I doubt whether the tradition is reversible at all, but even if it were, the reversal could hardly be accomplished by an incidental section in a long encyclical focused primarily on the defense of innocent human life. If the pope were contradicting the tradition, one could legitimately question whether his statement outweighed the established teaching of so many past centuries.
Via Feser, Dulles states elsewhere:
The death penalty is not intrinsically evil. Both Scripture and long Christian tradition acknowledge the legitimacy of capital punishment under certain circumstances. The Church cannot repudiate that without repudiating her own identity.
Repudiating her own identity. Undermining her own authority. If this long held and infallible teaching can simply be overturned by papal fiat, which other teachings are subject to change?
Every single one.
Pandora’s Box is Open
Astute observers began speculating shortly after the news broke of the latest change to the Catechism that this argumentation would be used to batter down the prohibitions against sexual immorality. In record time, they were proven correct.

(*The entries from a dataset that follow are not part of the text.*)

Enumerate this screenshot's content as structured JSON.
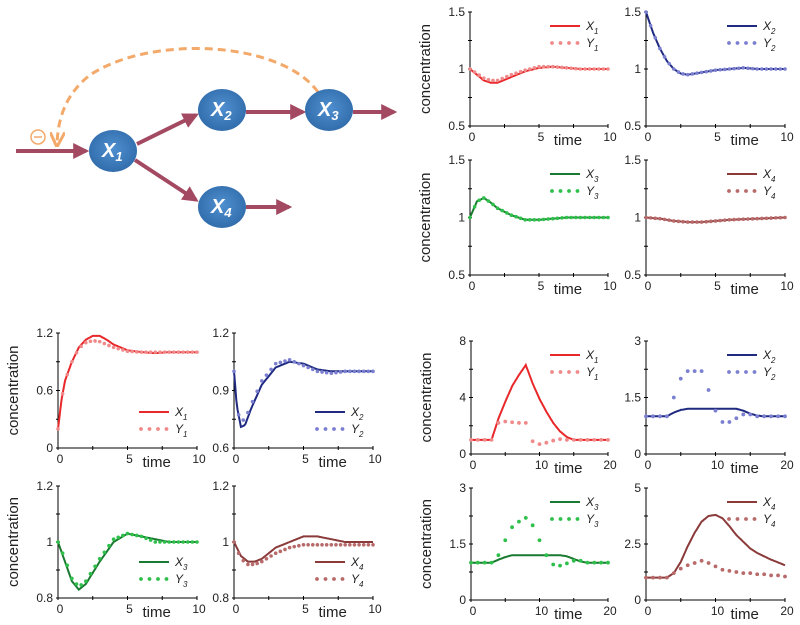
{
  "diagram": {
    "nodes": [
      {
        "id": "X1",
        "letter": "X",
        "sub": "1"
      },
      {
        "id": "X2",
        "letter": "X",
        "sub": "2"
      },
      {
        "id": "X3",
        "letter": "X",
        "sub": "3"
      },
      {
        "id": "X4",
        "letter": "X",
        "sub": "4"
      }
    ],
    "inhibition_symbol": "⊖",
    "colors": {
      "node": "#3a78b8",
      "arrow": "#a34a62",
      "feedback": "#f3a96a"
    }
  },
  "chart_data": [
    {
      "type": "line",
      "group": "A",
      "xlim": [
        0,
        10
      ],
      "ylim": [
        0.5,
        1.5
      ],
      "xticks": [
        0,
        5,
        10
      ],
      "yticks": [
        0.5,
        1,
        1.5
      ],
      "xlabel": "time",
      "ylabel": "concentration",
      "legend_placement": "top-right",
      "series": [
        {
          "name": "X1",
          "style": "solid",
          "color": "#e8282a",
          "x": [
            0,
            0.5,
            1,
            1.5,
            2,
            3,
            4,
            5,
            6,
            7,
            8,
            10
          ],
          "y": [
            1,
            0.95,
            0.9,
            0.88,
            0.88,
            0.93,
            0.98,
            1.01,
            1.02,
            1.01,
            1.0,
            1.0
          ]
        },
        {
          "name": "Y1",
          "style": "dots",
          "color": "#f08a8a",
          "x": [
            0,
            0.5,
            1,
            1.5,
            2,
            3,
            4,
            5,
            6,
            7,
            8,
            10
          ],
          "y": [
            1,
            0.96,
            0.92,
            0.9,
            0.9,
            0.95,
            0.99,
            1.02,
            1.02,
            1.01,
            1.0,
            1.0
          ]
        }
      ]
    },
    {
      "type": "line",
      "group": "A",
      "xlim": [
        0,
        10
      ],
      "ylim": [
        0.5,
        1.5
      ],
      "xticks": [
        0,
        5,
        10
      ],
      "yticks": [
        0.5,
        1,
        1.5
      ],
      "xlabel": "time",
      "ylabel": "",
      "legend_placement": "top-right",
      "series": [
        {
          "name": "X2",
          "style": "solid",
          "color": "#1f2a80",
          "x": [
            0,
            0.5,
            1,
            1.5,
            2,
            2.5,
            3,
            4,
            5,
            6,
            7,
            8,
            10
          ],
          "y": [
            1.5,
            1.32,
            1.18,
            1.07,
            1.0,
            0.96,
            0.95,
            0.97,
            0.99,
            1.0,
            1.01,
            1.0,
            1.0
          ]
        },
        {
          "name": "Y2",
          "style": "dots",
          "color": "#7b7fd0",
          "x": [
            0,
            0.5,
            1,
            1.5,
            2,
            2.5,
            3,
            4,
            5,
            6,
            7,
            8,
            10
          ],
          "y": [
            1.5,
            1.32,
            1.18,
            1.07,
            1.0,
            0.96,
            0.95,
            0.97,
            0.99,
            1.0,
            1.01,
            1.0,
            1.0
          ]
        }
      ]
    },
    {
      "type": "line",
      "group": "A",
      "xlim": [
        0,
        10
      ],
      "ylim": [
        0.5,
        1.5
      ],
      "xticks": [
        0,
        5,
        10
      ],
      "yticks": [
        0.5,
        1,
        1.5
      ],
      "xlabel": "time",
      "ylabel": "concentration",
      "legend_placement": "top-right",
      "series": [
        {
          "name": "X3",
          "style": "solid",
          "color": "#1a7a30",
          "x": [
            0,
            0.5,
            1,
            1.5,
            2,
            3,
            4,
            5,
            6,
            7,
            10
          ],
          "y": [
            1.0,
            1.14,
            1.17,
            1.13,
            1.08,
            1.02,
            0.98,
            0.98,
            0.99,
            1.0,
            1.0
          ]
        },
        {
          "name": "Y3",
          "style": "dots",
          "color": "#2ec04a",
          "x": [
            0,
            0.5,
            1,
            1.5,
            2,
            3,
            4,
            5,
            6,
            7,
            10
          ],
          "y": [
            1.0,
            1.14,
            1.17,
            1.13,
            1.08,
            1.02,
            0.98,
            0.98,
            0.99,
            1.0,
            1.0
          ]
        }
      ]
    },
    {
      "type": "line",
      "group": "A",
      "xlim": [
        0,
        10
      ],
      "ylim": [
        0.5,
        1.5
      ],
      "xticks": [
        0,
        5,
        10
      ],
      "yticks": [
        0.5,
        1,
        1.5
      ],
      "xlabel": "time",
      "ylabel": "",
      "legend_placement": "top-right",
      "series": [
        {
          "name": "X4",
          "style": "solid",
          "color": "#8b3a3a",
          "x": [
            0,
            1,
            2,
            3,
            4,
            5,
            6,
            8,
            10
          ],
          "y": [
            1.0,
            0.99,
            0.97,
            0.96,
            0.96,
            0.97,
            0.98,
            0.99,
            1.0
          ]
        },
        {
          "name": "Y4",
          "style": "dots",
          "color": "#b86a6a",
          "x": [
            0,
            1,
            2,
            3,
            4,
            5,
            6,
            8,
            10
          ],
          "y": [
            1.0,
            0.99,
            0.97,
            0.96,
            0.96,
            0.97,
            0.98,
            0.99,
            1.0
          ]
        }
      ]
    },
    {
      "type": "line",
      "group": "B",
      "xlim": [
        0,
        10
      ],
      "ylim": [
        0,
        1.2
      ],
      "xticks": [
        0,
        5,
        10
      ],
      "yticks": [
        0,
        0.6,
        1.2
      ],
      "xlabel": "time",
      "ylabel": "concentration",
      "legend_placement": "bottom-right",
      "series": [
        {
          "name": "X1",
          "style": "solid",
          "color": "#e8282a",
          "x": [
            0,
            0.25,
            0.5,
            1,
            1.5,
            2,
            2.5,
            3,
            3.5,
            4,
            5,
            6,
            7,
            8,
            10
          ],
          "y": [
            0.2,
            0.5,
            0.7,
            0.9,
            1.05,
            1.13,
            1.17,
            1.17,
            1.13,
            1.08,
            1.02,
            1.0,
            0.99,
            1.0,
            1.0
          ]
        },
        {
          "name": "Y1",
          "style": "dots",
          "color": "#f08a8a",
          "x": [
            0,
            0.25,
            0.5,
            1,
            1.5,
            2,
            2.5,
            3,
            3.5,
            4,
            5,
            6,
            7,
            8,
            10
          ],
          "y": [
            0.2,
            0.5,
            0.7,
            0.9,
            1.04,
            1.1,
            1.12,
            1.11,
            1.08,
            1.05,
            1.01,
            1.0,
            1.0,
            1.0,
            1.0
          ]
        }
      ]
    },
    {
      "type": "line",
      "group": "B",
      "xlim": [
        0,
        10
      ],
      "ylim": [
        0.6,
        1.2
      ],
      "xticks": [
        0,
        5,
        10
      ],
      "yticks": [
        0.6,
        0.9,
        1.2
      ],
      "xlabel": "time",
      "ylabel": "",
      "legend_placement": "bottom-right",
      "series": [
        {
          "name": "X2",
          "style": "solid",
          "color": "#1f2a80",
          "x": [
            0,
            0.2,
            0.5,
            0.8,
            1.2,
            2,
            3,
            4,
            5,
            6,
            7,
            8,
            10
          ],
          "y": [
            1.0,
            0.82,
            0.71,
            0.72,
            0.8,
            0.93,
            1.02,
            1.05,
            1.04,
            1.01,
            1.0,
            1.0,
            1.0
          ]
        },
        {
          "name": "Y2",
          "style": "dots",
          "color": "#7b7fd0",
          "x": [
            0,
            0.2,
            0.5,
            0.8,
            1.2,
            2,
            3,
            4,
            5,
            6,
            7,
            8,
            10
          ],
          "y": [
            1.0,
            0.8,
            0.74,
            0.75,
            0.82,
            0.95,
            1.04,
            1.06,
            1.03,
            1.0,
            0.99,
            1.0,
            1.0
          ]
        }
      ]
    },
    {
      "type": "line",
      "group": "B",
      "xlim": [
        0,
        10
      ],
      "ylim": [
        0.8,
        1.2
      ],
      "xticks": [
        0,
        5,
        10
      ],
      "yticks": [
        0.8,
        1,
        1.2
      ],
      "xlabel": "time",
      "ylabel": "concentration",
      "legend_placement": "bottom-right",
      "series": [
        {
          "name": "X3",
          "style": "solid",
          "color": "#1a7a30",
          "x": [
            0,
            0.5,
            1,
            1.5,
            2,
            3,
            4,
            5,
            6,
            7,
            8,
            10
          ],
          "y": [
            1.0,
            0.93,
            0.86,
            0.83,
            0.85,
            0.93,
            1.0,
            1.03,
            1.02,
            1.01,
            1.0,
            1.0
          ]
        },
        {
          "name": "Y3",
          "style": "dots",
          "color": "#2ec04a",
          "x": [
            0,
            0.5,
            1,
            1.5,
            2,
            3,
            4,
            5,
            6,
            7,
            8,
            10
          ],
          "y": [
            1.0,
            0.94,
            0.87,
            0.84,
            0.86,
            0.94,
            1.01,
            1.03,
            1.02,
            1.0,
            1.0,
            1.0
          ]
        }
      ]
    },
    {
      "type": "line",
      "group": "B",
      "xlim": [
        0,
        10
      ],
      "ylim": [
        0.8,
        1.2
      ],
      "xticks": [
        0,
        5,
        10
      ],
      "yticks": [
        0.8,
        1,
        1.2
      ],
      "xlabel": "time",
      "ylabel": "",
      "legend_placement": "bottom-right",
      "series": [
        {
          "name": "X4",
          "style": "solid",
          "color": "#8b3a3a",
          "x": [
            0,
            0.5,
            1,
            1.5,
            2,
            3,
            4,
            5,
            6,
            7,
            8,
            10
          ],
          "y": [
            1.0,
            0.95,
            0.93,
            0.93,
            0.94,
            0.98,
            1.0,
            1.02,
            1.02,
            1.01,
            1.0,
            1.0
          ]
        },
        {
          "name": "Y4",
          "style": "dots",
          "color": "#b86a6a",
          "x": [
            0,
            0.5,
            1,
            1.5,
            2,
            3,
            4,
            5,
            6,
            10
          ],
          "y": [
            1.0,
            0.94,
            0.92,
            0.92,
            0.93,
            0.96,
            0.98,
            0.99,
            0.99,
            0.99
          ]
        }
      ]
    },
    {
      "type": "line",
      "group": "C",
      "xlim": [
        0,
        20
      ],
      "ylim": [
        0,
        8
      ],
      "xticks": [
        0,
        10,
        20
      ],
      "yticks": [
        0,
        4,
        8
      ],
      "xlabel": "time",
      "ylabel": "concentration",
      "legend_placement": "top-right",
      "series": [
        {
          "name": "X1",
          "style": "solid",
          "color": "#e8282a",
          "x": [
            0,
            3,
            4,
            5,
            6,
            7,
            8,
            9,
            10,
            11,
            12,
            13,
            14,
            15,
            17,
            20
          ],
          "y": [
            1,
            1,
            2.5,
            3.7,
            4.8,
            5.6,
            6.3,
            5.0,
            3.9,
            3.0,
            2.2,
            1.6,
            1.2,
            1.0,
            1.0,
            1.0
          ]
        },
        {
          "name": "Y1",
          "style": "points",
          "color": "#f08a8a",
          "x": [
            0,
            1,
            2,
            3,
            4,
            5,
            6,
            7,
            8,
            9,
            10,
            11,
            12,
            13,
            14,
            15,
            16,
            17,
            18,
            19,
            20
          ],
          "y": [
            1,
            1,
            1,
            1,
            2.2,
            2.3,
            2.25,
            2.2,
            2.2,
            0.9,
            0.7,
            0.8,
            0.95,
            1.05,
            1,
            1,
            1,
            1,
            1,
            1,
            1
          ]
        }
      ]
    },
    {
      "type": "line",
      "group": "C",
      "xlim": [
        0,
        20
      ],
      "ylim": [
        0,
        3
      ],
      "xticks": [
        0,
        10,
        20
      ],
      "yticks": [
        0,
        1.5,
        3
      ],
      "xlabel": "time",
      "ylabel": "",
      "legend_placement": "top-right",
      "series": [
        {
          "name": "X2",
          "style": "solid",
          "color": "#1f2a80",
          "x": [
            0,
            3,
            4,
            5,
            6,
            13,
            14,
            15,
            16,
            17,
            20
          ],
          "y": [
            1,
            1,
            1.1,
            1.17,
            1.2,
            1.2,
            1.15,
            1.07,
            1.02,
            1.0,
            1.0
          ]
        },
        {
          "name": "Y2",
          "style": "points",
          "color": "#7b7fd0",
          "x": [
            0,
            1,
            2,
            3,
            4,
            5,
            6,
            7,
            8,
            9,
            10,
            11,
            12,
            13,
            14,
            15,
            16,
            17,
            18,
            19,
            20
          ],
          "y": [
            1,
            1,
            1,
            1,
            1.5,
            2.0,
            2.2,
            2.2,
            2.2,
            1.7,
            1.15,
            0.85,
            0.85,
            0.95,
            1.05,
            1.05,
            1.0,
            1.0,
            1.0,
            1.0,
            1.0
          ]
        }
      ]
    },
    {
      "type": "line",
      "group": "C",
      "xlim": [
        0,
        20
      ],
      "ylim": [
        0,
        3
      ],
      "xticks": [
        0,
        10,
        20
      ],
      "yticks": [
        0,
        1.5,
        3
      ],
      "xlabel": "time",
      "ylabel": "concentration",
      "legend_placement": "top-right",
      "series": [
        {
          "name": "X3",
          "style": "solid",
          "color": "#1a7a30",
          "x": [
            0,
            3,
            4,
            5,
            6,
            13,
            14,
            15,
            16,
            17,
            20
          ],
          "y": [
            1,
            1,
            1.08,
            1.15,
            1.2,
            1.2,
            1.17,
            1.1,
            1.03,
            1.0,
            1.0
          ]
        },
        {
          "name": "Y3",
          "style": "points",
          "color": "#2ec04a",
          "x": [
            0,
            1,
            2,
            3,
            4,
            5,
            6,
            7,
            8,
            9,
            10,
            11,
            12,
            13,
            14,
            15,
            16,
            17,
            18,
            19,
            20
          ],
          "y": [
            1,
            1,
            1,
            1,
            1.2,
            1.6,
            1.95,
            2.1,
            2.2,
            2.0,
            1.6,
            1.2,
            0.95,
            0.92,
            0.98,
            1.05,
            1.05,
            1.0,
            1.0,
            1.0,
            1.0
          ]
        }
      ]
    },
    {
      "type": "line",
      "group": "C",
      "xlim": [
        0,
        20
      ],
      "ylim": [
        0,
        5
      ],
      "xticks": [
        0,
        10,
        20
      ],
      "yticks": [
        0,
        2.5,
        5
      ],
      "xlabel": "time",
      "ylabel": "",
      "legend_placement": "top-right",
      "series": [
        {
          "name": "X4",
          "style": "solid",
          "color": "#8b3a3a",
          "x": [
            0,
            3,
            4,
            5,
            6,
            7,
            8,
            9,
            10,
            11,
            12,
            13,
            14,
            15,
            16,
            17,
            18,
            19,
            20
          ],
          "y": [
            1,
            1,
            1.2,
            1.7,
            2.4,
            3.0,
            3.5,
            3.75,
            3.8,
            3.65,
            3.3,
            2.9,
            2.6,
            2.3,
            2.1,
            1.95,
            1.8,
            1.68,
            1.55
          ]
        },
        {
          "name": "Y4",
          "style": "points",
          "color": "#b86a6a",
          "x": [
            0,
            1,
            2,
            3,
            4,
            5,
            6,
            7,
            8,
            9,
            10,
            11,
            12,
            13,
            14,
            15,
            16,
            17,
            18,
            19,
            20
          ],
          "y": [
            1,
            1,
            1,
            1,
            1.2,
            1.4,
            1.55,
            1.65,
            1.75,
            1.65,
            1.5,
            1.35,
            1.3,
            1.25,
            1.2,
            1.2,
            1.15,
            1.15,
            1.1,
            1.1,
            1.05
          ]
        }
      ]
    }
  ]
}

Today, in a blog post at New Ways Ministry – an advocacy group for “justice and equality for lesbian, gay, bisexual, and transgender (LGBT) Catholics” – we see clearly that the floodgate has opened:
It’s important for Catholic advocates for LGBT equality to take note of this change because for decades Catholic opponents of LGBT equality argued that it is impossible to change church teaching. They often pointed to the fact that condemnations of same-sex relationships were inscribed in the Catechism, and so were not open for discussion or change. Yet, the teaching on the death penalty is in the Catechism, too, and, in fact, to make this change in teaching, it was the text of the Catechism that Francis changed.
Ironically, unlike faithful Catholics who are currently bending themselves into knots trying to demonstrate that this change represents no big deal, the people at New Ways Ministry call a spade a spade:
So, the change is not a contradiction, even though it is the opposite of what came before it? Hmmmm.
What does this death penalty news mean for Catholic advocates for LGBT equality? … we now have a clear, explicit contemporary example of church teaching changing, and also a look into how it can be done: with a papal change to the Catechism.
The lid has been blown off Pandora’s box, and Rome lit the fuse. We had best be prepared for what comes out.